A mighty fortress is our PKI, Part II

Steven Bellovin smb at cs.columbia.edu
Wed Jul 28 08:48:14 EDT 2010


On Jul 28, 2010, at 8:21 33AM, Ben Laurie wrote:

> On 28/07/2010 13:18, Peter Gutmann wrote:
>> Ben Laurie <ben at links.org> writes:
>> 
>>> I find your response strange. You ask how we might fix the problems, then you 
>>> respond that since the world doesn't work that way right now, the fixes won't 
>>> work. Is this just an exercise in one-upmanship?
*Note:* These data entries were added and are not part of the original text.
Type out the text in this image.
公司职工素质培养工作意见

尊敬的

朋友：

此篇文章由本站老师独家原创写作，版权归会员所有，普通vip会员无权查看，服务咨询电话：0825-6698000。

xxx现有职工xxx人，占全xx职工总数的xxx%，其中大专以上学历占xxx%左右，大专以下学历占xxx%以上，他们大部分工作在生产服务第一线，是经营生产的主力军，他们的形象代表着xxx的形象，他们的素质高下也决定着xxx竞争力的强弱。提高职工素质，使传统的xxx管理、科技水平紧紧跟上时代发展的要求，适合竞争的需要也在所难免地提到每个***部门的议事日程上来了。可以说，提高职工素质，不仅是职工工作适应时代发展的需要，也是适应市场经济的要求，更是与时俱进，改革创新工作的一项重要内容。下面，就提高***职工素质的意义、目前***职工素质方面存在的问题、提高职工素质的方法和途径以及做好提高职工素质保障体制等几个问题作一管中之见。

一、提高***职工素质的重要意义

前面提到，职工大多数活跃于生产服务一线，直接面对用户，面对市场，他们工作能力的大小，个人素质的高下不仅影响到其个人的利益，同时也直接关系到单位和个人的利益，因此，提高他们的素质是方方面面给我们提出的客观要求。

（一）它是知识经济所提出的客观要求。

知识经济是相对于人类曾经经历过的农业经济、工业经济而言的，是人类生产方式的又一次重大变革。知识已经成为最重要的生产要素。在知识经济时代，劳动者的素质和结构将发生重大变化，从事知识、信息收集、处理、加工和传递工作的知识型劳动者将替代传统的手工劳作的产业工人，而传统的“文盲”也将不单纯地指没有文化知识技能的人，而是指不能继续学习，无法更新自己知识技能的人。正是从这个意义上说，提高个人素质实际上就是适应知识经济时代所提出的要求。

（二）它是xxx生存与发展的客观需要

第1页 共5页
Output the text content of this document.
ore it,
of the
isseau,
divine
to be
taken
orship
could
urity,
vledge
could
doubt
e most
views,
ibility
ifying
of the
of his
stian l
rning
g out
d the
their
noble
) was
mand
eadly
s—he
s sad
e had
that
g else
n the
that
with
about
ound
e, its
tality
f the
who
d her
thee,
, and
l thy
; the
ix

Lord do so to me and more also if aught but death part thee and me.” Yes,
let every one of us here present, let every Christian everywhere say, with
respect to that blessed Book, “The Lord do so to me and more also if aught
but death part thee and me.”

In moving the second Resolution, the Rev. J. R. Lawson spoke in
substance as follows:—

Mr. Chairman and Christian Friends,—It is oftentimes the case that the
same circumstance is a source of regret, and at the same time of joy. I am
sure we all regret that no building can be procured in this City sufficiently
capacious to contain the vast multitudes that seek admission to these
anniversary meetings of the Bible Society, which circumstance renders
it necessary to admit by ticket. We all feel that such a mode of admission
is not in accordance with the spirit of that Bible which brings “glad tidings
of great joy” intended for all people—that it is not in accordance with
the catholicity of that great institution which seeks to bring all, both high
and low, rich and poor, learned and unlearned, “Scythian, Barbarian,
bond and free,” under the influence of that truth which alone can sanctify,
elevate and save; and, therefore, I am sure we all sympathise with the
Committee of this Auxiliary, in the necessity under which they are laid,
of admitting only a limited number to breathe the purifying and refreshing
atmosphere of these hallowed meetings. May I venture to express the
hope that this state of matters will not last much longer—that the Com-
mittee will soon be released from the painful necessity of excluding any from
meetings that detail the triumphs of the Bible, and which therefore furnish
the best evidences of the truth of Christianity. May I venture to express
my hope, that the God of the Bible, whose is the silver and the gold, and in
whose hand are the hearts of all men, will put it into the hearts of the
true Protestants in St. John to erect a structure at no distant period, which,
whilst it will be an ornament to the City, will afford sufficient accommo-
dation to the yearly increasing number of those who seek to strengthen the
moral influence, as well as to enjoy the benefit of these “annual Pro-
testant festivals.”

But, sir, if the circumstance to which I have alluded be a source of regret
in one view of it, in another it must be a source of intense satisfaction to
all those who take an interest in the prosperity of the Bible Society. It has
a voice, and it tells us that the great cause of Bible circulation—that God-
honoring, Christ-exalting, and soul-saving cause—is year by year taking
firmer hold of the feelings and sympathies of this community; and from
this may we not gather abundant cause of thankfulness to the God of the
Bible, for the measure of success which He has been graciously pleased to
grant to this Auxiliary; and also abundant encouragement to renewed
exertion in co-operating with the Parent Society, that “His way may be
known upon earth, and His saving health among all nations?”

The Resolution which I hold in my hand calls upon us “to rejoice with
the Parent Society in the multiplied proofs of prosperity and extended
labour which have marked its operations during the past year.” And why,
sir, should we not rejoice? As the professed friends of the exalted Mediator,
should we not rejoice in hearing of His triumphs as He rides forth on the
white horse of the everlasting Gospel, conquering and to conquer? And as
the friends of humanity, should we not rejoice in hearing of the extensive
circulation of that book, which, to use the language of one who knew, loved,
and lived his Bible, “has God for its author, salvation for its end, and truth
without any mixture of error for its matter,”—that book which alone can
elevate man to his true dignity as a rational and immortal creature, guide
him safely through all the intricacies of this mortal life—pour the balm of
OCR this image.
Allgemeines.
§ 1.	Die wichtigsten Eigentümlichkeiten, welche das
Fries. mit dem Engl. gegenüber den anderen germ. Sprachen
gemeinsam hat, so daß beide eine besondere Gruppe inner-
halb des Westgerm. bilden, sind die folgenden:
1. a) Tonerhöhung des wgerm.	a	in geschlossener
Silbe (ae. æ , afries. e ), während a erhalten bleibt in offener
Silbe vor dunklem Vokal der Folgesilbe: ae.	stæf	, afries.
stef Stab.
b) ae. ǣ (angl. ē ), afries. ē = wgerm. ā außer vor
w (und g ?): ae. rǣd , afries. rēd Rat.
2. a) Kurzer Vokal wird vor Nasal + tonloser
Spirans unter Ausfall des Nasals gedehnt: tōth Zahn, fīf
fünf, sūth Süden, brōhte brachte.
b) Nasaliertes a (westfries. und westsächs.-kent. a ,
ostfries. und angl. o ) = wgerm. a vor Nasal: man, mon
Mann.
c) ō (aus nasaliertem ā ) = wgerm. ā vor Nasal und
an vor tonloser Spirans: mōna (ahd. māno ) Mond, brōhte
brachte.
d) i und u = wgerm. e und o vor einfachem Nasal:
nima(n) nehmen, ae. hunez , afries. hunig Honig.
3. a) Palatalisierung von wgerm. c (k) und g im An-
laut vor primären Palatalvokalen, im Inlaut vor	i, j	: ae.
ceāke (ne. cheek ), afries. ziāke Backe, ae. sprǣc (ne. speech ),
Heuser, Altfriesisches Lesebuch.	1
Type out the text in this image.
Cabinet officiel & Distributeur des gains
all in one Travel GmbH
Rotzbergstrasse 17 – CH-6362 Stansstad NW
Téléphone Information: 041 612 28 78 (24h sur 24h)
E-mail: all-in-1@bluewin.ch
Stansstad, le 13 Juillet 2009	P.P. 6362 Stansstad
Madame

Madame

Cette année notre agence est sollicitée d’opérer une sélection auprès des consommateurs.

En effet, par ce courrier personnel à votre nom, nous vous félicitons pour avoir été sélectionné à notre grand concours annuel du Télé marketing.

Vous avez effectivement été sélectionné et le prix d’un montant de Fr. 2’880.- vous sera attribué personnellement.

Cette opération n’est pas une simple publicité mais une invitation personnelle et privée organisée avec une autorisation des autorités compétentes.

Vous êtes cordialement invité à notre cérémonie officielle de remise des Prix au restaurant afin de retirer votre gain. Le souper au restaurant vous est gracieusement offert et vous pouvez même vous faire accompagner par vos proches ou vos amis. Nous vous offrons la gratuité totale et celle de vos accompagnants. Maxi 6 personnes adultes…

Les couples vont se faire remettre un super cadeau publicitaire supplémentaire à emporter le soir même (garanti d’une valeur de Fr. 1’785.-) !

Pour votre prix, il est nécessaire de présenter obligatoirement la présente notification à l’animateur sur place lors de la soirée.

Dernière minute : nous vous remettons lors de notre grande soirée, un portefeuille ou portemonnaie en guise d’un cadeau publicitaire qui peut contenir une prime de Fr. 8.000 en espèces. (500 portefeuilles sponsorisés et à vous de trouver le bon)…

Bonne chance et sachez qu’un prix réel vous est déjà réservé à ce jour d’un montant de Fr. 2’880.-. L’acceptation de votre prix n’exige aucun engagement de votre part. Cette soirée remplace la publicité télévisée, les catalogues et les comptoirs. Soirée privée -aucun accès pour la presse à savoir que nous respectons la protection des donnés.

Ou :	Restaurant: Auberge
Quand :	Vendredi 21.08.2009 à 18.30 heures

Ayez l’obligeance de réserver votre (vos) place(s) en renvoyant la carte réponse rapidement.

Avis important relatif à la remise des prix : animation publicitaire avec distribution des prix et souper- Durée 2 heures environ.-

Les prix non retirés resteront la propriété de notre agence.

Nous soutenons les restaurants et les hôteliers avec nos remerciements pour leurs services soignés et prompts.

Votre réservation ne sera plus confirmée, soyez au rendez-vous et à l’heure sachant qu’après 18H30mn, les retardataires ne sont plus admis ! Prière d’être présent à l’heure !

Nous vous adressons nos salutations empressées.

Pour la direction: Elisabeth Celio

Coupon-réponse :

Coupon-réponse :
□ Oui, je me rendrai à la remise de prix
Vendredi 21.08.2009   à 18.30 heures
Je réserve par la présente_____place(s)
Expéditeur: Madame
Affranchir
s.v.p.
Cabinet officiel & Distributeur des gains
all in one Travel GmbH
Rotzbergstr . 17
You know more ways the world 
>>> is broken than I do?
>> 
>> It's not just that the world doesn't work that way now, it's quite likely that 
>> it'll never work that way (for the case of PKI/revocations mentioned in the 
>> message, not the original SNI).  We've been waiting for between 20 and 30 
>> years (depending on what you define as the start date) for PKI to start 
>> working, and your reponse seems to indicate that we should wait even harder.  
>> If I look at the mechanisms we've got now, I can identify that commercial PKI 
>> isn't helping, and revocations aren't helping, and work around that.  I'm 
>> after effective practical solutions, not just "a solution exists, QED" 
>> solutions.
> 
> The core problem appears to be a lack of will to fix the problems, not a
> lack of feasible technical solutions.
> 
> I don't know why it should help that we find different solutions for the
> world to ignore?

There seem to be at least three different questions here: bad code (i.e., that Windows doesn't check the revocation status properly), the UI issue, and the conceptual question of what should replace the current PKI+{CRL,OCSP} model.  For the last issue, I'd note that using pki instead of PKI (i.e., many different per-realm roots, authorization certificates rather than identity certificates, etc.) doesn't help: Realtek et al. still have no better way or better incentive to revoke their own widely-used keys.